Tribunal
sagen. Denn entweder finden wir eine Antwort auf diese Frage oder die Kanzlei ist, wie Sie sagen, erledigt. Ich muss bekennen, dass ich nicht in Ihrer Haut stecken möchte, Löffke!«
Der Kontrahent saß angespannt vor Stephans Schreibtisch.
»Rauchen Sie nur. Der Qualm vergeht wieder.«
Doch Löffke griff wider Erwarten nicht zur Zigarette.
»Es gibt bei der Polizei ein Protokoll und das gilt«, beharrte er. »Es gibt nichts zu ergänzen und nichts zu berichtigen.«
»Es ist die Wahrheit des Protokolls, Herr Löffke, ich habe das verstanden. Und ich weiß, dass Sie und Frodeleit bis ins Detail den Geschehensablauf abgesprochen haben. Sie haben sich strategisch gut positioniert. Denn Sie wissen ebenso wie Frodeleit, worauf es bei der Glaubhaftigkeit einer Zeugenaussage ankommt. Sie haben es natürlich vermieden, bis ins Detail deckungsgleiche Schilderungen abzugeben. Jeder Anfänger weiß, dass Menschen unterschiedlich wahrnehmen und dementsprechend unterschiedlich akzentuieren. Die Aussagen sind umso glaubhafter, wenn sie im Detail voneinander abweichen. Und das haben Sie und Frodeleit meisterlich umgesetzt. Ich habe mir Ihre Aussagen von der Polizei vorlesen lassen, nachdem ich selbst ausgesagt hatte. Sie stellen den Sachverhalt im Wesentlichen kongruent dar, aber Sie weichen in unbedeutenden Einzelheiten voneinander ab. Da, wo es spannend wird, nämlich an der Stelle, wo Sie Büllesbach aufspüren, beschränken Sie sich auf Schlaglichter, und das gelingt Ihnen vorzüglich, nicht zuletzt natürlich vor dem Hintergrund, dass das Licht der Taschenlampe auch nur Schlaglichter erlaubte. Wenn man Ihre Aussagen studiert, dann sind Sie irgendwann – Sie beide reden von plötzlich – auf Büllesbach getroffen, der Sie in Angriffshaltung erwartete. Wie soll das gehen, Herr Löffke? Mittlerweile wissen auch Sie, dass Büllesbach schwer krank war. Wahrscheinlicher wäre doch, dass Büllesbach nach dem Stromausfall geflüchtet wäre. Mit dem Ausfall seiner elektrischen Anlage, insbesondere der Lichtschranken, hatte er doch sein ganzes Droh- und Gewaltpotenzial verloren. Dieser arme Wicht soll also auf Sie gewartet haben, um Sie anzugreifen?«
»Sie waren nicht dabei«, erwiderte Löffke knapp.
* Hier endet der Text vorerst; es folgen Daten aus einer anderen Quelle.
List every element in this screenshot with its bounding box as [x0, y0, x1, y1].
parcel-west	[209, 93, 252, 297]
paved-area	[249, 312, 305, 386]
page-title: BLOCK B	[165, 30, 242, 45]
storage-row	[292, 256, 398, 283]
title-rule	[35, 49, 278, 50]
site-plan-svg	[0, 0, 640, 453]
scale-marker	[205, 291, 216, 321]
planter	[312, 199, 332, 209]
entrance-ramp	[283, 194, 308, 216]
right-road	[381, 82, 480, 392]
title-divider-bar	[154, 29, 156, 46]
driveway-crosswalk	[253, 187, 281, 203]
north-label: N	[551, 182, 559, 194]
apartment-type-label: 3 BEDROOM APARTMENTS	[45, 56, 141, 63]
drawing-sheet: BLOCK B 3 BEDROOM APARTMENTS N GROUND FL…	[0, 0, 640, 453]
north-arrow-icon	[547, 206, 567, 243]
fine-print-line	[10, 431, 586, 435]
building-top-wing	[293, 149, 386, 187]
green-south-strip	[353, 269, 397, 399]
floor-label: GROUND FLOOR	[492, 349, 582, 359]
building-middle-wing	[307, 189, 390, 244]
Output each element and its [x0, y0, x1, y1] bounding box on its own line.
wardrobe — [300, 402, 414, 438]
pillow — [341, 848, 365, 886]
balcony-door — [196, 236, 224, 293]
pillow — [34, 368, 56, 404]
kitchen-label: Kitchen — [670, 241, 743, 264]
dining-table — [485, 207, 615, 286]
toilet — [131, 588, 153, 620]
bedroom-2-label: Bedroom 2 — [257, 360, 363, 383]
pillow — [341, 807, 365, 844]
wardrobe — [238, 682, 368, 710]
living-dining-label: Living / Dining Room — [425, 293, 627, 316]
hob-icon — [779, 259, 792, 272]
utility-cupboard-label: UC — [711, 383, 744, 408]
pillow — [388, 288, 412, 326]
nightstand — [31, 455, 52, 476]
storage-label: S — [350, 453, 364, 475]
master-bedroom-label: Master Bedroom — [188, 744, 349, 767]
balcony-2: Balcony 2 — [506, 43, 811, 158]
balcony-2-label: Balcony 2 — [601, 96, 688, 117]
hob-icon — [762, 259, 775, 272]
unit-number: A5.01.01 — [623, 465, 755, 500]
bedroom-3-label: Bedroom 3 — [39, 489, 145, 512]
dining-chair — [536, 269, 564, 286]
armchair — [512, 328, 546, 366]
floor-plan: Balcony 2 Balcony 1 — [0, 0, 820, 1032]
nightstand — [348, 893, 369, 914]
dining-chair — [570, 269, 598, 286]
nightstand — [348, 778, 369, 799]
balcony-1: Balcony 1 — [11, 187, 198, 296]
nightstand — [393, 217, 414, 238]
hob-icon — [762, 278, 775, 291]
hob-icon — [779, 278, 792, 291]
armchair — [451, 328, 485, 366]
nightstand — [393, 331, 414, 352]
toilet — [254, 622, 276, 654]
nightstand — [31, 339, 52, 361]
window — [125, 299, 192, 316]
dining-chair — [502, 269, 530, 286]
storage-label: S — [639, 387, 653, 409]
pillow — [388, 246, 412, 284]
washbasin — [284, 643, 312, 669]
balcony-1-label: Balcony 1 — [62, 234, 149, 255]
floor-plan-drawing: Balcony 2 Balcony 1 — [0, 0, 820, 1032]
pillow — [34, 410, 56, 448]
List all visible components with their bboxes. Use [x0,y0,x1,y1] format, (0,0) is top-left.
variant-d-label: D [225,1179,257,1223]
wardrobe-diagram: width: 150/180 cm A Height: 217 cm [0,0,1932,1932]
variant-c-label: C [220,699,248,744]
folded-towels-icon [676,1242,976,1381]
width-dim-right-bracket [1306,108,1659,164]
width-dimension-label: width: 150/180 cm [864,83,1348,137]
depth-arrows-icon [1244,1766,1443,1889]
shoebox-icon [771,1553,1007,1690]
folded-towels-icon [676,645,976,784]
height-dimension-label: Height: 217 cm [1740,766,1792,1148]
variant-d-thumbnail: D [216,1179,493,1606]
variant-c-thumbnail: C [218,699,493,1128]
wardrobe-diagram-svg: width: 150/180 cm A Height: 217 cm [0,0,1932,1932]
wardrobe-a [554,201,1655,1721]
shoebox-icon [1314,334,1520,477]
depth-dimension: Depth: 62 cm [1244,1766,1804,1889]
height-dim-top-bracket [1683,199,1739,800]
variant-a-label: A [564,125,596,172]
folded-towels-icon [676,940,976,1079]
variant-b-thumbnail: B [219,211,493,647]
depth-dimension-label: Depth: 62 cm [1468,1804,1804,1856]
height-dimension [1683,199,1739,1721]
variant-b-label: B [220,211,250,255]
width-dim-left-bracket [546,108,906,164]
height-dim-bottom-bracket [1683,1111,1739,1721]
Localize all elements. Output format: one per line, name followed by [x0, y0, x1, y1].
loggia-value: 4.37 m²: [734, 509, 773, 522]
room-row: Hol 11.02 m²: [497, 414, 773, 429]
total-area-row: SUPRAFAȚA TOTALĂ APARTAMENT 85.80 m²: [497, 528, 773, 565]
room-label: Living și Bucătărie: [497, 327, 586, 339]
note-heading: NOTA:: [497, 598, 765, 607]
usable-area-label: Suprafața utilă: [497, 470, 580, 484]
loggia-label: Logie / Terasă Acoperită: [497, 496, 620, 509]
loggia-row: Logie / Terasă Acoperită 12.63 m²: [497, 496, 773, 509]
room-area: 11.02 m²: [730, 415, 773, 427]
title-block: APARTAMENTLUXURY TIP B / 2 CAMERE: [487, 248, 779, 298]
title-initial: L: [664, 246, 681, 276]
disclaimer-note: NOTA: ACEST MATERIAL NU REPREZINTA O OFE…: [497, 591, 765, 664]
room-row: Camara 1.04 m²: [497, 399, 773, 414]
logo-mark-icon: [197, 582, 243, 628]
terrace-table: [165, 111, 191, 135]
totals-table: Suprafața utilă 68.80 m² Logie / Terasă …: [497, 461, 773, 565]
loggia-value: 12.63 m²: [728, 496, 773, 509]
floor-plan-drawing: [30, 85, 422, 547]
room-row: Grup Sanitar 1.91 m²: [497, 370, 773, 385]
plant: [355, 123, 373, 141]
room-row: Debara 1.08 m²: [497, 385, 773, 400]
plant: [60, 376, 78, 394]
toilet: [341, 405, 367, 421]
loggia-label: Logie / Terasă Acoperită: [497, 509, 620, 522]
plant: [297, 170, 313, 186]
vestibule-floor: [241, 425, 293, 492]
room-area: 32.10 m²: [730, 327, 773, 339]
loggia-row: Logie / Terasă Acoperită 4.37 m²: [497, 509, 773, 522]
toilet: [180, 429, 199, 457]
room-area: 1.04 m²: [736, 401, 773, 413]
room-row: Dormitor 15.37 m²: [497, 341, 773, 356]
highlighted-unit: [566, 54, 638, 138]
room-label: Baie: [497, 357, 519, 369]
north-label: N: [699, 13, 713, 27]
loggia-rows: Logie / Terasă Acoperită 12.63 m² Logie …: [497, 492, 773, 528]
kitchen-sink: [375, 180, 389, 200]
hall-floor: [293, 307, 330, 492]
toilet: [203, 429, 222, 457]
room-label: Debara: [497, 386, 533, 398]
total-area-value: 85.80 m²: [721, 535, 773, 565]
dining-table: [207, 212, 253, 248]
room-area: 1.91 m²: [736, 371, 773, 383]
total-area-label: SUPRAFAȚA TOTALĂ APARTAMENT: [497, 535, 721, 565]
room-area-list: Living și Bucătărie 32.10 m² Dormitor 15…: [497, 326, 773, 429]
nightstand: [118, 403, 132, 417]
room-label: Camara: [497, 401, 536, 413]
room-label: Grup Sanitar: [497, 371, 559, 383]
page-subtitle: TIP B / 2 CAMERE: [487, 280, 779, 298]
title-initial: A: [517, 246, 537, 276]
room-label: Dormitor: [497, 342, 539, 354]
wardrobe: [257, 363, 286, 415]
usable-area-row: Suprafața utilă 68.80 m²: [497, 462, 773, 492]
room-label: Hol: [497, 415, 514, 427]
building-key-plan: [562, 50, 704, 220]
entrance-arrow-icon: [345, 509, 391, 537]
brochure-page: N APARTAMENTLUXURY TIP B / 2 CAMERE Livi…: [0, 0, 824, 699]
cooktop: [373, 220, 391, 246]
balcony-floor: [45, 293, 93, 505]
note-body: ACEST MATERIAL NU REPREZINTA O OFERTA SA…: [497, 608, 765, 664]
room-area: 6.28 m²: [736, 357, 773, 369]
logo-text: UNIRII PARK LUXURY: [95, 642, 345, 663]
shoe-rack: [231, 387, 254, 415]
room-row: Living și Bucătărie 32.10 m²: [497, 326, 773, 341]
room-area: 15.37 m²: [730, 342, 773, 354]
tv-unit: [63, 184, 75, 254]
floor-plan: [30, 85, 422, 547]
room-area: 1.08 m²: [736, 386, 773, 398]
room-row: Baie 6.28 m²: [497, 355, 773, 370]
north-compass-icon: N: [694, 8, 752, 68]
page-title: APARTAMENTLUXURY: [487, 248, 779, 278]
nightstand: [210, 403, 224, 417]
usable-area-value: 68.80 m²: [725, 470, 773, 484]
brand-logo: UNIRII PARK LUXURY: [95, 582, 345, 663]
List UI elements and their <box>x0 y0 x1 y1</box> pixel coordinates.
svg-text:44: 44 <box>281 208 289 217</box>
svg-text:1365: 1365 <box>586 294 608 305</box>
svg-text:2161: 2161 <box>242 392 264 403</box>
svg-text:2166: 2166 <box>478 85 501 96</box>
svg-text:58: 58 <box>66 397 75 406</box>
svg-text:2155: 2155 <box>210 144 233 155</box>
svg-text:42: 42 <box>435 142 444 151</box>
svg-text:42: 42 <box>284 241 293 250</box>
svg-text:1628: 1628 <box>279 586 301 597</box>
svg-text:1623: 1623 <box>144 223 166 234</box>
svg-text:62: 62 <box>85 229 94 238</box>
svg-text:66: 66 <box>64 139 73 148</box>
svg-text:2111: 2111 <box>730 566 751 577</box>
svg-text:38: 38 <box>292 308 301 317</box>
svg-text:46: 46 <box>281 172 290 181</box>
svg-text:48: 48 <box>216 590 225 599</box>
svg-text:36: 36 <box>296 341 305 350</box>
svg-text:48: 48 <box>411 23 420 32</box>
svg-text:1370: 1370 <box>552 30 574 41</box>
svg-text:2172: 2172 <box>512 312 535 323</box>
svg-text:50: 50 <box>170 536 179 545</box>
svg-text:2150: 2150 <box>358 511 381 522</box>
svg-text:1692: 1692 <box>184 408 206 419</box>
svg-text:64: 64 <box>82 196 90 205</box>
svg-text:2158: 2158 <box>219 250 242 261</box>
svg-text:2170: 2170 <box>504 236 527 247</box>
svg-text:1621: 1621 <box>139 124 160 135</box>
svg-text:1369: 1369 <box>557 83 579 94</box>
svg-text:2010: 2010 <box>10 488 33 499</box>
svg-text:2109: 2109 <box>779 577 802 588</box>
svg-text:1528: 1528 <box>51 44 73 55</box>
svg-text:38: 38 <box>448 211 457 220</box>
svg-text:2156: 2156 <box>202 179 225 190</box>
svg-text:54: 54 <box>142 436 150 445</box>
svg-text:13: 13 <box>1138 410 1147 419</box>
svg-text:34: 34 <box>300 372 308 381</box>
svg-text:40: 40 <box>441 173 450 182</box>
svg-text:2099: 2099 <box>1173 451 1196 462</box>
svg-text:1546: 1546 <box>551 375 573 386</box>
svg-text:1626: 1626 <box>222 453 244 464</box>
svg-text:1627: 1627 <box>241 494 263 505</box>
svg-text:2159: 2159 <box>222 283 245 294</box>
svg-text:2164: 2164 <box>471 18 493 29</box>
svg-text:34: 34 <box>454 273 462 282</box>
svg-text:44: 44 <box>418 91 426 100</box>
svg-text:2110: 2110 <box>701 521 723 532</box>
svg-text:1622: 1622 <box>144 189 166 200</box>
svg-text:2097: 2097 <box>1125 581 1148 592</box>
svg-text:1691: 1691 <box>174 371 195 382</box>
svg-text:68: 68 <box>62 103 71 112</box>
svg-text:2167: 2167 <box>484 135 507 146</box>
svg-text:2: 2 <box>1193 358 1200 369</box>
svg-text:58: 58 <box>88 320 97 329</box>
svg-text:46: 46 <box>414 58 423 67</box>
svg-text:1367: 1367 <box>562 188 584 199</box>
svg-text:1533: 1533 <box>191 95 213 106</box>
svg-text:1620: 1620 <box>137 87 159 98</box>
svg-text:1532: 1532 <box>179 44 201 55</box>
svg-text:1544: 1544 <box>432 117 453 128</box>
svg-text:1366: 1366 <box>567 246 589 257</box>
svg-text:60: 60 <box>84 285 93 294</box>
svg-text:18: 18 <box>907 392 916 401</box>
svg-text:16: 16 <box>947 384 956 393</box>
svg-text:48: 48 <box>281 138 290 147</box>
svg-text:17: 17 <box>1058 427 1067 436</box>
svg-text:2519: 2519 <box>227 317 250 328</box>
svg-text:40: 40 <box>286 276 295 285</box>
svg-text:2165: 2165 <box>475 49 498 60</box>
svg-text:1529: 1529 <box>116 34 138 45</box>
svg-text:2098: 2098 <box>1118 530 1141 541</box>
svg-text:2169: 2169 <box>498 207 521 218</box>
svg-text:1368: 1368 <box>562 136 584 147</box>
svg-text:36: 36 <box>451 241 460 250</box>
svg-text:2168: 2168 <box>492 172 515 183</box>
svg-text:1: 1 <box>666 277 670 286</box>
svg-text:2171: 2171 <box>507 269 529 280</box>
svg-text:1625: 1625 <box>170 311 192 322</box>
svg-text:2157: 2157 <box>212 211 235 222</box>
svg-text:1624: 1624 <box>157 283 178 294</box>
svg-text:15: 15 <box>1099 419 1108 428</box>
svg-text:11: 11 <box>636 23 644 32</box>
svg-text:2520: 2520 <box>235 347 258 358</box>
»Dann kam es irgendwie zum Handgemenge«, fuhr Stephan fort. »Wesentlich und übereinstimmend in Ihren Aussagen ist, dass Frodeleits Taschenlampe zu Boden fiel.«
»So war es auch«, bekräftigte Löffke.
»Und dann trat und schlug man sich im Dunkeln«, folgerte Stephan.
»Sie wissen selbst, dass es dort unten pechschwarz ist, wenn Sie keine Lichtquelle haben«, sagte Löffke.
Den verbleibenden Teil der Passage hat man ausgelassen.